Autopilot Mode

I looked at my therapist yesterday and said “Every morning I wake up I am angry because I woke up.” Yes then I burst into tears because I hated myself for saying that out loud and because it was the truth. No I am not suicidal, yes it is depression. When you live in “resigned acceptance” sometimes, well all right a lot of times, it is super hard not to be really depressed.

M2 is struggling in her new school. It is a good school for her but she is fighting her need to be there. She is acting out and showing her colors to folks which is not helping. She has remorse when she acts out but the fact remains, she acts out. The school is working with her and her care team is working with her to make her more successful. Now we have to get M2 on board to embrace being successful. There is a lot of screaming and verbally abusive times directed at me. I can tell you I know it is not personal but let me tell you how often it feels like she really does hate me. Her mouth, lorsh her mouth is awful at times. Yesterday she told me we had a toxic family, I was clueless and that I only said I love you because I was supposed to…sigh….I reminded her the phone can go off early if you can’t get your stuff together. I hate threatening that but I also hate being sworn at so there is that.

N is still in a hotel because we can’t get anything moving. I was told there was an opening coming and to reach out to a specific person. I reached out twice no response. I know there are emergencies but I am super tired of having to pay this much money for someone who does not give a crap about me. I hate that I feel this way at times but other times honestly I do not. I think the overwhelming feeling of failure I have when it comes to my parenting her just makes me feel worse so if she were going on a better path it might help. She has abilities but her mental health interferes every time and she REFUSES to manage her mental health. It gets super frustrating. She continues to binge if I bring her more than 3 days worth of food or throw things out so I told her we are done. She gets 3 days she eats it all in advance oh well, yes I did contact her team to let her know. I also write out the “menu” and take photos of the food and “menu” and send it to her team so everyone knows.

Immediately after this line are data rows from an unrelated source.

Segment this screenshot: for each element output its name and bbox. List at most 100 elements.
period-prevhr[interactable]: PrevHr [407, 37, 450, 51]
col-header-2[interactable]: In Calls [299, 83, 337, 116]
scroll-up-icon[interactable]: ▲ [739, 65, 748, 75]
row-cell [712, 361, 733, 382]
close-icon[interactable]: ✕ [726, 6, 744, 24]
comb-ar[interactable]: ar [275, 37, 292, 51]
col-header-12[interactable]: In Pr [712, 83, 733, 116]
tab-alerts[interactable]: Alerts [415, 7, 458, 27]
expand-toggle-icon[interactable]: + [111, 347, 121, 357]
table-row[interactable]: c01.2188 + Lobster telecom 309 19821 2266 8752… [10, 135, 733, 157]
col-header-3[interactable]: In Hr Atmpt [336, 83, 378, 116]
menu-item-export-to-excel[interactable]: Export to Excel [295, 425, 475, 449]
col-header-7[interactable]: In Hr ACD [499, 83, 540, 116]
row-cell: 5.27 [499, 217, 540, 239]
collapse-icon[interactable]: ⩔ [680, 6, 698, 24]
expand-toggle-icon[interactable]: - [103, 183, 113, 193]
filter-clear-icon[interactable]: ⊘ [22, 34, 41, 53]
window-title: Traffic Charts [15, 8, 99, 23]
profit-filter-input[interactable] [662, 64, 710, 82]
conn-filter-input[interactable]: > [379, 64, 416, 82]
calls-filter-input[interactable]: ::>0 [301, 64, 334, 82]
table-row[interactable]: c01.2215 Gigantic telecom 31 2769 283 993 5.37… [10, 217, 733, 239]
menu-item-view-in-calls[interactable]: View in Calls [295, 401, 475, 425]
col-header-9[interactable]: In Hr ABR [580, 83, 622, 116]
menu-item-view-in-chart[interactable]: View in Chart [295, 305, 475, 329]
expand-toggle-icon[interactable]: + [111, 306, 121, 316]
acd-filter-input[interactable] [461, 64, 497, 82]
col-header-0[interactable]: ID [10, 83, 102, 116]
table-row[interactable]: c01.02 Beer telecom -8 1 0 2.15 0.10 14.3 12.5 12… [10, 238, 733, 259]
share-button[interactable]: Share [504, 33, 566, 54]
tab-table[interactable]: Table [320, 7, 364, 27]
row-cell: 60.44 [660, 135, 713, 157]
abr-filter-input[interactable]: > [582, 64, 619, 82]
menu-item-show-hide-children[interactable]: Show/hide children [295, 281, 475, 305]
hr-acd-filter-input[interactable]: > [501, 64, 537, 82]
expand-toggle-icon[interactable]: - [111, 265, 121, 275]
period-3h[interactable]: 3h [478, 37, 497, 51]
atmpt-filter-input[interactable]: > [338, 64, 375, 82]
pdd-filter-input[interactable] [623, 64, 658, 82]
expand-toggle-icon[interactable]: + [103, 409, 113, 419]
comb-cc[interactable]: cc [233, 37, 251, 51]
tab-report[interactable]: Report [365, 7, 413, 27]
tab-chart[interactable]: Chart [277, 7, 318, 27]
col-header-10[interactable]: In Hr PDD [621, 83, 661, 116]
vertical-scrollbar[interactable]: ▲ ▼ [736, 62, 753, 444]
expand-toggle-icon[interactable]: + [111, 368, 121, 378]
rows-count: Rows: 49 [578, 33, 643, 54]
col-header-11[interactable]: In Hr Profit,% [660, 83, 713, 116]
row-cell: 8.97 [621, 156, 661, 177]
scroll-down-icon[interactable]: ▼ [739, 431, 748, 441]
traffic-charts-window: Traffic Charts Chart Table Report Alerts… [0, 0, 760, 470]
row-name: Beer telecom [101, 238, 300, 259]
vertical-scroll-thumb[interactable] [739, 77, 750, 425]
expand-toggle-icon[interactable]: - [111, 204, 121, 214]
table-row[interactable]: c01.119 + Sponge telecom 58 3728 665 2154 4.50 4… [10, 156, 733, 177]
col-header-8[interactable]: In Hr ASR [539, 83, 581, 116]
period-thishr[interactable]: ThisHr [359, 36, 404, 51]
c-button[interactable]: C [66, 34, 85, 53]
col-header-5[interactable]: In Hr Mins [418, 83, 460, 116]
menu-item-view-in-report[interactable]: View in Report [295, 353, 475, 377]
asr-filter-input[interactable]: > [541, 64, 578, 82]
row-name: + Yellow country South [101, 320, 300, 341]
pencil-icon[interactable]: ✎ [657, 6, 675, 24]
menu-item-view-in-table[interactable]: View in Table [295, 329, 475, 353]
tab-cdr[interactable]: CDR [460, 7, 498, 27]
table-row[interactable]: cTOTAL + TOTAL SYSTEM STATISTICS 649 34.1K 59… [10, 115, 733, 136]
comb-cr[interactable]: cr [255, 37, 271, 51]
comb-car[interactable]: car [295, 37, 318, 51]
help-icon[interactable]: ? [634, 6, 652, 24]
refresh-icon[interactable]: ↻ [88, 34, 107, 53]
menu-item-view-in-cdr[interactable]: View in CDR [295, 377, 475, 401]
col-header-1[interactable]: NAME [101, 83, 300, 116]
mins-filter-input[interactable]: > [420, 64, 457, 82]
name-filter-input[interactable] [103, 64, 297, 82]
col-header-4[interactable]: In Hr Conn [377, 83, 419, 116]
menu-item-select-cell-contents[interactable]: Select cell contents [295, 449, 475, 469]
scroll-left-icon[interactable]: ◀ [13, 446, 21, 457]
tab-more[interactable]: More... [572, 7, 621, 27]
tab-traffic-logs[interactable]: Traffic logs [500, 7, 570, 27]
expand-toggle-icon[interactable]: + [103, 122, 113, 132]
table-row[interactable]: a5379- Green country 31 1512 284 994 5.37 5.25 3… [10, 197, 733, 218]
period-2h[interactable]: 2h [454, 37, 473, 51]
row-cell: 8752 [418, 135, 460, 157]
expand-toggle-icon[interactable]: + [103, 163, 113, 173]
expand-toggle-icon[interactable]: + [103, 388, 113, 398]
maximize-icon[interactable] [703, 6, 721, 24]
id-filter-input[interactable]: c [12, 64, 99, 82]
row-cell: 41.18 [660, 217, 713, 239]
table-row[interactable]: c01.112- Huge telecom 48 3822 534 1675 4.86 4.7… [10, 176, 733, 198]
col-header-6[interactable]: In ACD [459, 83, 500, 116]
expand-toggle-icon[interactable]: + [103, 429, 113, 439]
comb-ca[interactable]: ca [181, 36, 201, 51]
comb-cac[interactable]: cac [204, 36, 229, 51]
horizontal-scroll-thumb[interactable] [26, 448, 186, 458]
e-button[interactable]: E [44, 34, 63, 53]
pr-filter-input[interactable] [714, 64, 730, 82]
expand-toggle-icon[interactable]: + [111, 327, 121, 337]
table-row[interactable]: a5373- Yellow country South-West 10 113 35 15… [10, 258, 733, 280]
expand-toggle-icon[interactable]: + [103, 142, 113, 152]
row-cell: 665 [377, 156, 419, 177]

M1 continues to frustrate the crud out of me. They got the petition I filed for custody of Baby Minnow. They started yelling and swearing like a disgusting amount. I took screenshots and downloaded them and sent them to my lawyer. I am done with this game and we have been playing this game since December. You can tell me any BS you want but when you tell me you have almost graduated from Anger Management class and then you call a DSS worker a “c** su**” in fit of rage gonna guess you learned nothing. We head to court again in two weeks and I just can’t care anymore. There will no doubt have another round of not squat. The latest BS is that they can’t accept the plea to neglect because it will impact his ability to join the military. Umm no you are overweight, you have no motivation, you can’t pass a background check due to criminal charges that is why you are not in the military. As for M1 well she already has 3 indicated child abuse charges so she is not going to be a pediatric nurse anywhere.

The babies are doing well overall I must admit. They are talking more and getting bigger by the moment. I try to keep my senses when their parents are around and NEVER ever talk badly of them when the kids are around.

I also sing every week at church at this point. I am the cantor and a few people have mentioned they appreciate my doing that. When I am in a good space I think they like my voice, when I am in a bad space it is because no one else wants to do it. Yep welcome to the lows of a depressive episode. Yes I am taking meds and making sure to work with folks to get through it one day at a time. But I would be lying if I did not say it was super hard some days.